What do criminals and mentally ill people already have in common?
Marginalization. Stigma. Alienation from “mainstream society.”
Who says the young man who opened fire on the movie theater was mentally ill? The media does.
Who says the young man who opened fire on the school was mentally ill? The media does.
And what did the neighbors, the school chums of both of these young men have to say about them? They were nice young men, they were shy, they were loners, maybe bullied because they were “weird.”
I want to know: is “weirdness” a mental illness? Is it in the DSM?
And what about the rest of us weirdos, who do happen to have DSM diagnoses: does that automatically put us on a level with criminals?
I find this bone-chilling.

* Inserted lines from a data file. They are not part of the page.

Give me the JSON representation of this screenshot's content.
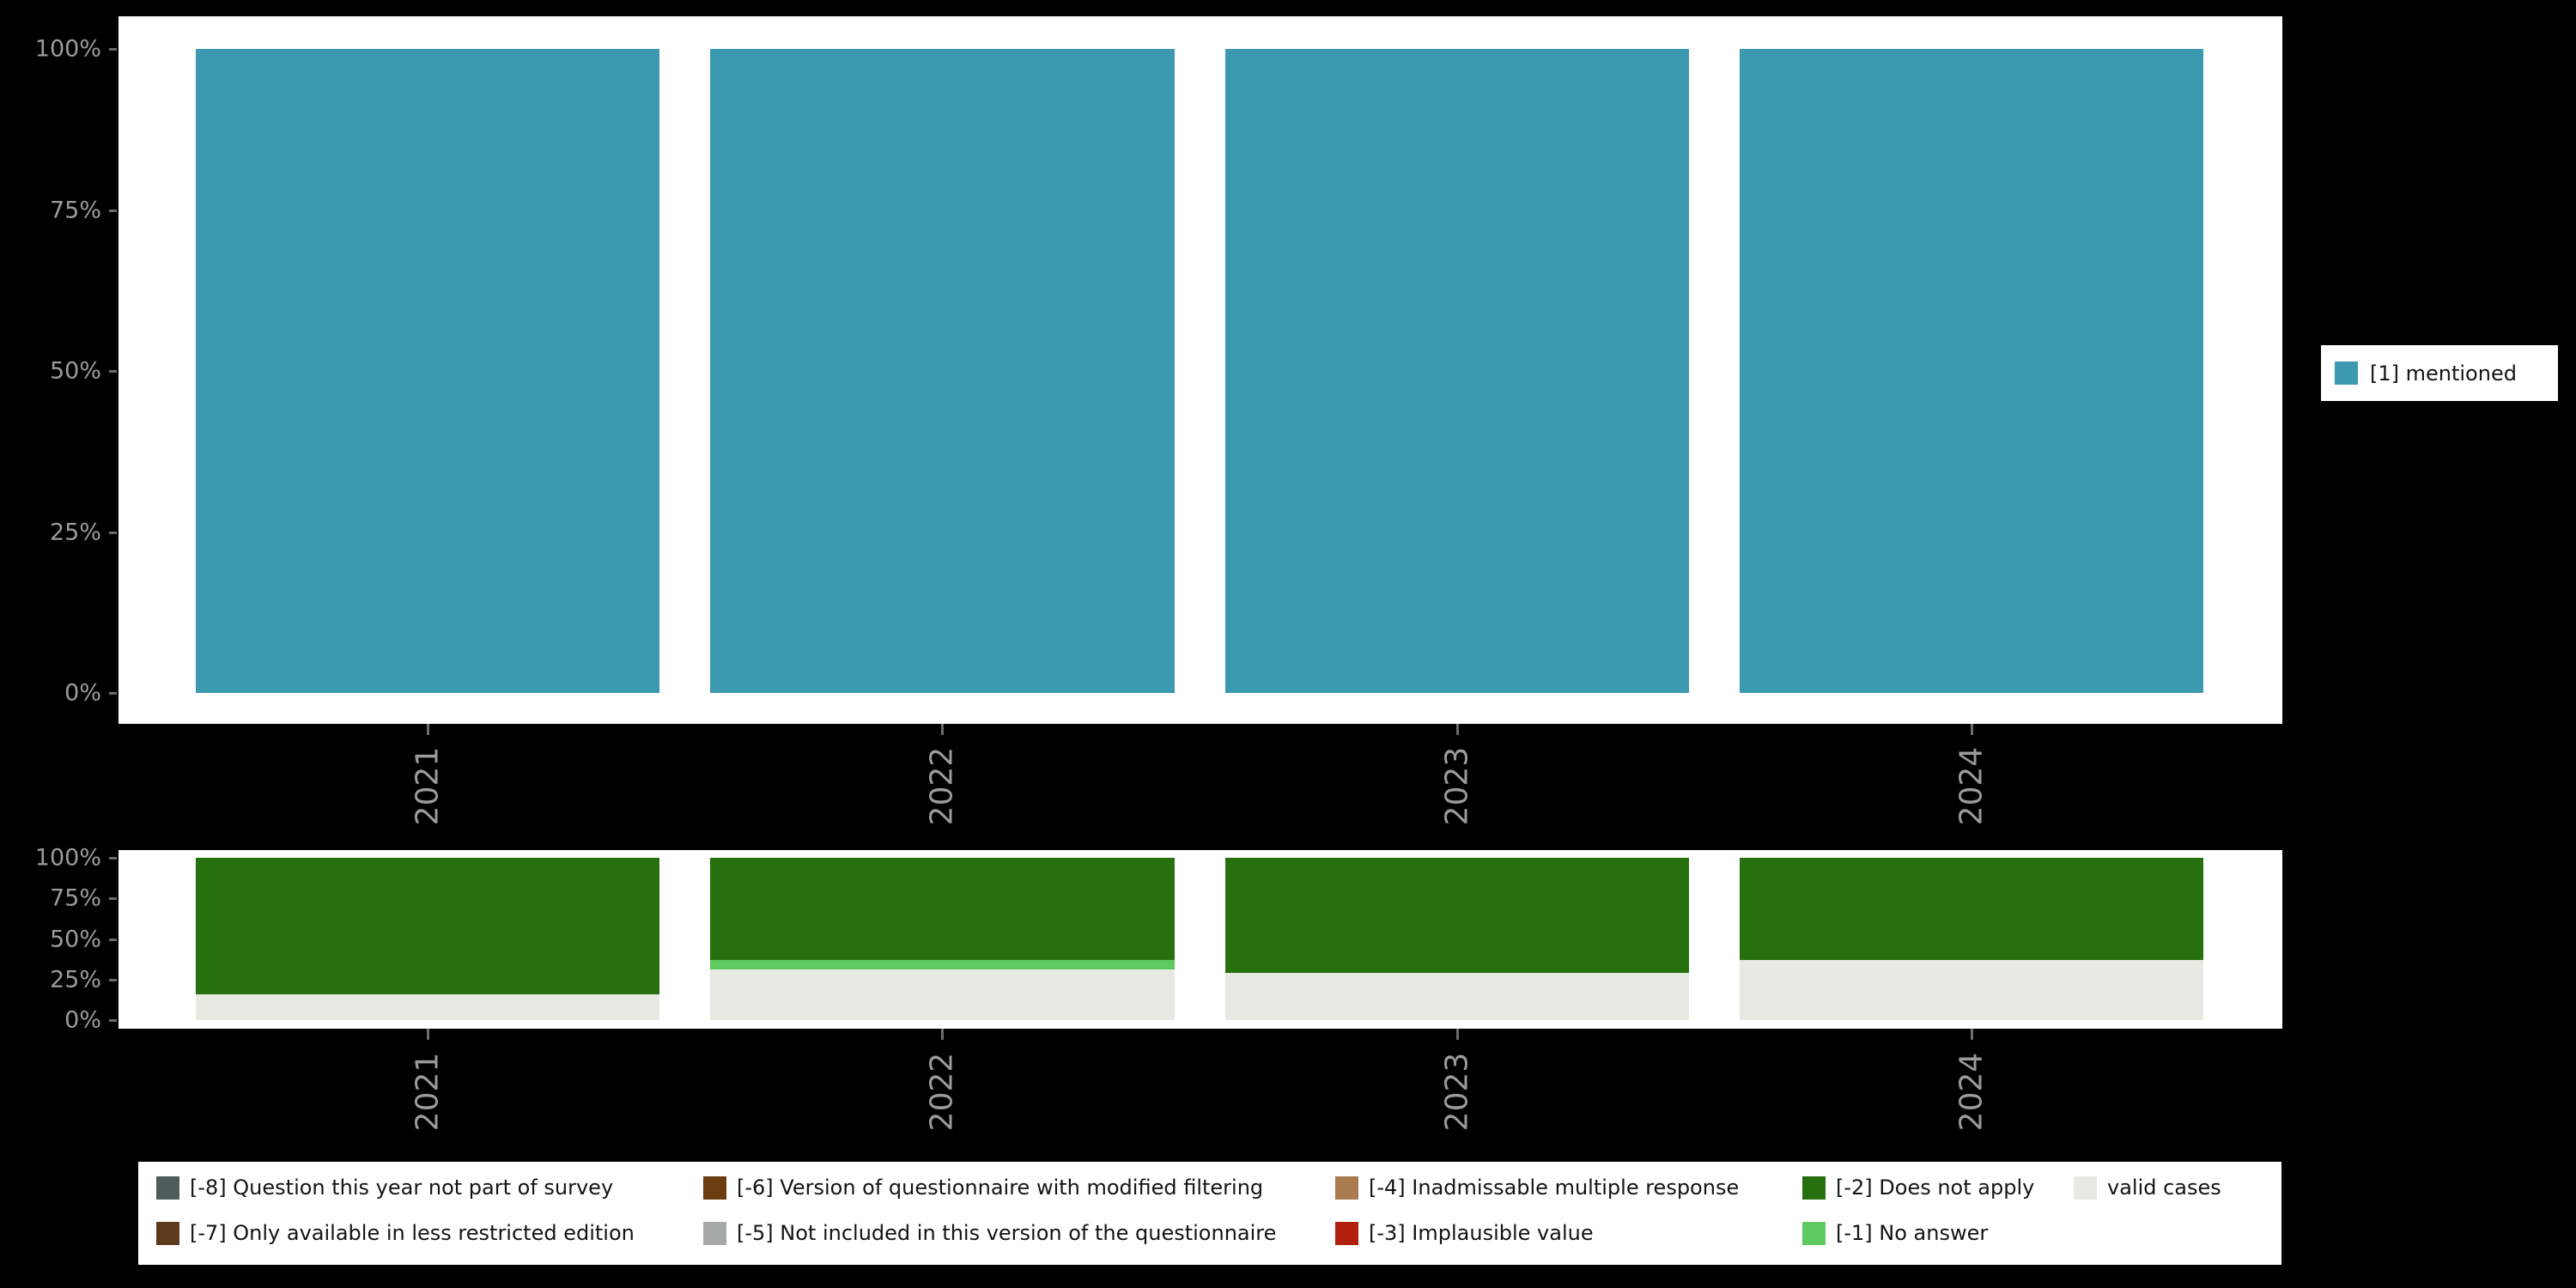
{
  "colors": {
    "page_background": "#000000",
    "panel_background": "#ffffff",
    "axis_text": "#9b9b9b",
    "mentioned": "#3b99b0",
    "valid": "#e7eae2",
    "no_answer": "#5ec95f",
    "does_not_apply": "#26710e",
    "not_part_of_survey": "#4e5c5c",
    "less_restricted": "#5f3b1d",
    "modified_filtering": "#6b3d10",
    "not_in_version": "#a5aaa7",
    "inadmissable_multiple": "#a87c50",
    "implausible": "#b11e0e"
  },
  "chart_data": [
    {
      "type": "bar",
      "subtype": "stacked-percent",
      "categories": [
        "2021",
        "2022",
        "2023",
        "2024"
      ],
      "yticks": [
        "0%",
        "25%",
        "50%",
        "75%",
        "100%"
      ],
      "ylim": [
        0,
        100
      ],
      "grid": false,
      "legend_position": "right",
      "series": [
        {
          "name": "[1] mentioned",
          "color_key": "mentioned",
          "values": [
            100,
            100,
            100,
            100
          ]
        }
      ],
      "legend": [
        {
          "label": "[1] mentioned",
          "color_key": "mentioned"
        }
      ]
    },
    {
      "type": "bar",
      "subtype": "stacked-percent",
      "categories": [
        "2021",
        "2022",
        "2023",
        "2024"
      ],
      "yticks": [
        "0%",
        "25%",
        "50%",
        "75%",
        "100%"
      ],
      "ylim": [
        0,
        100
      ],
      "grid": false,
      "legend_position": "bottom",
      "series": [
        {
          "name": "valid cases",
          "color_key": "valid",
          "values": [
            16,
            31,
            29,
            37
          ]
        },
        {
          "name": "[-1] No answer",
          "color_key": "no_answer",
          "values": [
            0,
            6,
            0,
            0
          ]
        },
        {
          "name": "[-2] Does not apply",
          "color_key": "does_not_apply",
          "values": [
            84,
            63,
            71,
            63
          ]
        }
      ],
      "legend_rows": [
        [
          {
            "label": "[-8] Question this year not part of survey",
            "color_key": "not_part_of_survey"
          },
          {
            "label": "[-6] Version of questionnaire with modified filtering",
            "color_key": "modified_filtering"
          },
          {
            "label": "[-4] Inadmissable multiple response",
            "color_key": "inadmissable_multiple"
          },
          {
            "label": "[-2] Does not apply",
            "color_key": "does_not_apply"
          },
          {
            "label": "valid cases",
            "color_key": "valid"
          }
        ],
        [
          {
            "label": "[-7] Only available in less restricted edition",
            "color_key": "less_restricted"
          },
          {
            "label": "[-5] Not included in this version of the questionnaire",
            "color_key": "not_in_version"
          },
          {
            "label": "[-3] Implausible value",
            "color_key": "implausible"
          },
          {
            "label": "[-1] No answer",
            "color_key": "no_answer"
          }
        ]
      ]
    }
  ]
}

I am definitely weird, and I am definitely not a criminal; but I find that the recent flurry of feet running to limit the constitutional rights of “weird people” lessens my inclination to disclose my diagnoses to anyone who Does Not Need To Know.
And that makes me even more of an Alien: a Stranger in a Strange Land .(1)
Beam me up, Scotty, there’s no intelligent life on this planet.
|Alien=Anyone who does not belong in the environment in which they are found
||interloper, intruder, trespasser
1. Robert A. Heinlein borrowed his title from God, who told Abraham in the Book of Genesis that his people would be “strangers in a land not known to them.”